Martes 22 de junio del 2021

Claudio Lozano, director del Banco Nación, dirigente nacional de Unidad Popular, y coordinador del Instituto de Pensamiento y Políticas Públicas, en diálogo con #NoNosQuedaOtra por #la990. Ríos, hidrovía y comercio: la continua pelea por la soberanía en el Río Paraná, y la necesidad de una regulación estatal de los recursos nacionales.

Escuchá la entrevista completa: 

Claudio Lozano, director del Banco Nación, dirigente nacional de Unidad Popular, y Coordinador del Instituto de Pensamiento y Políticas Públicas.

El Río Paraná: la lucha por la soberanía argentina

“Hay una voluntad mayoritaria al interior del Frente de Todos, y cualquier discusión pública que ponga sobre la mesa el conjunto de la información relativa a este tema daría como resultado saber que tenemos que modificar lo que ha venido ocurriendo hasta hoy, que es, básicamente, el resultado de las concesiones llevadas adelante por la experiencia de Menem y que, en todo caso, puso lo que sería la red troncal fluvial de la Argentina, Paraguay, Paraná y el río de La Plata, en manos de una empresa privada, Hidrovía, controlada por una trasnacional belga asociada a un grupo local que es el grupo Emepa.
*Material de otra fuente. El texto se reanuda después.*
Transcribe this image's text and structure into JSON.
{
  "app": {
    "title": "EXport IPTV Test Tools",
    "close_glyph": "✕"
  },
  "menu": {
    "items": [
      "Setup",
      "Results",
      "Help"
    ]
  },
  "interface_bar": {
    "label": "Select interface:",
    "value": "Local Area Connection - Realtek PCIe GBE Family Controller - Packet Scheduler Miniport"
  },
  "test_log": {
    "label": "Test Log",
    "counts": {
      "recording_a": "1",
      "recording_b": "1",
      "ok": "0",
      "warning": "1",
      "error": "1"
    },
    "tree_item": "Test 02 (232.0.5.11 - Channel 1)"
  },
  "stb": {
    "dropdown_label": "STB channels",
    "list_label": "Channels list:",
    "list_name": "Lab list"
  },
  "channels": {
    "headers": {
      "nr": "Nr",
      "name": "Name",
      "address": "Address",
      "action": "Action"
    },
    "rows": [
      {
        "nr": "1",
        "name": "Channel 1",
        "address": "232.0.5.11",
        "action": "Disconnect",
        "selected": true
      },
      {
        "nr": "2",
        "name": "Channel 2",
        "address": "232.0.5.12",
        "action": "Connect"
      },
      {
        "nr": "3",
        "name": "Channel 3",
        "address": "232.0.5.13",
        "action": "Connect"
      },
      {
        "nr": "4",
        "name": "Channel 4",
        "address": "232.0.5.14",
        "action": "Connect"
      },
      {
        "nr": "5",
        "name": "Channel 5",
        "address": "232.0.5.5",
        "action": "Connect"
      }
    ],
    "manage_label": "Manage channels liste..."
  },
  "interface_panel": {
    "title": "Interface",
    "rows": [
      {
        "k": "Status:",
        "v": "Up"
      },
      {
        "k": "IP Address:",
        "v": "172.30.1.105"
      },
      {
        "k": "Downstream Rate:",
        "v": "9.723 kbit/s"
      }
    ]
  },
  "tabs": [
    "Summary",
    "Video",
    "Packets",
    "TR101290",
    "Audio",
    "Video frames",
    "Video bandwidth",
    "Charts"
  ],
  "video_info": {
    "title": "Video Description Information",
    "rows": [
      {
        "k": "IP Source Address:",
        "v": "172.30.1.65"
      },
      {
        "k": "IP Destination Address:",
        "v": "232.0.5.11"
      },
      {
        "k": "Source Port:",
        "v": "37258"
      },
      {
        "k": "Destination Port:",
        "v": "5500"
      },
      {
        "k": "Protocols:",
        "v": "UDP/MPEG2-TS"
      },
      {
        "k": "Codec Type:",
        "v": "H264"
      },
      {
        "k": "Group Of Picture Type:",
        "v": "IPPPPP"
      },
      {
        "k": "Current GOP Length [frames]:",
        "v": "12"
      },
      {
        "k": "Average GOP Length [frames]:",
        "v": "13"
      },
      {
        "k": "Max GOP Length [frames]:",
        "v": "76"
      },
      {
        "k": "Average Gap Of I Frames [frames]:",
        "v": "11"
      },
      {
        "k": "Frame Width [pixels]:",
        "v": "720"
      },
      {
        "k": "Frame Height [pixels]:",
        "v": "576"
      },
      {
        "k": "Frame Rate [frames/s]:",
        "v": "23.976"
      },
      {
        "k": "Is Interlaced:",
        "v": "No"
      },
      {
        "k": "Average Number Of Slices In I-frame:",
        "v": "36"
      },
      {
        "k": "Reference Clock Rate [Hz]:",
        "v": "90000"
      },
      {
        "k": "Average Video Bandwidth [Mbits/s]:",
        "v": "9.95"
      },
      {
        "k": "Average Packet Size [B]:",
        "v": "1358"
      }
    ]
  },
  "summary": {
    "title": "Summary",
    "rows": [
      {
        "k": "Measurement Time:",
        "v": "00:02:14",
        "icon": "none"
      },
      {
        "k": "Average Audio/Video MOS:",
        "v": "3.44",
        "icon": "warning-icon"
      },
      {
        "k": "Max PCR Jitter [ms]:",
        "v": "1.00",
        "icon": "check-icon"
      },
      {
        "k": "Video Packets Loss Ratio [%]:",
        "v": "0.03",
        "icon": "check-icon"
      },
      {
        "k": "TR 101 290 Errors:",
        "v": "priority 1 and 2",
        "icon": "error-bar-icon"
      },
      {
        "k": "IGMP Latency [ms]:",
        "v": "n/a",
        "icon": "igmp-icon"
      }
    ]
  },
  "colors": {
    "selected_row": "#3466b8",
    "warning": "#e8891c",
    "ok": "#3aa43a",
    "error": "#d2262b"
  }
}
Ese proceso ha dado como resultado que, de alguna manera, junto con lo que fue la disolución de la junta de granos, la privatización de los ferrocarriles, la concesión de los puertos y, en este sentido, el hecho de que el dragado, el balizamiento, y el peaje vinculado al tránsito por el corredor fluvial, haya generalizado una situación de absoluta oscuridad respecto a cómo se desarrolla en ese recorrido todo lo que es el comercio exterior de la Argentina. Por allí pasa el 80% de las exportaciones e importaciones de nuestro país y hay un descontrol por parte del Estado que se expresa en pérdida de recaudación, en perdida de divisas, en crecimiento del contrabando, y en afirmación de negocios ilícitos muy relevantes como es el caso del tráfico de cocaína”.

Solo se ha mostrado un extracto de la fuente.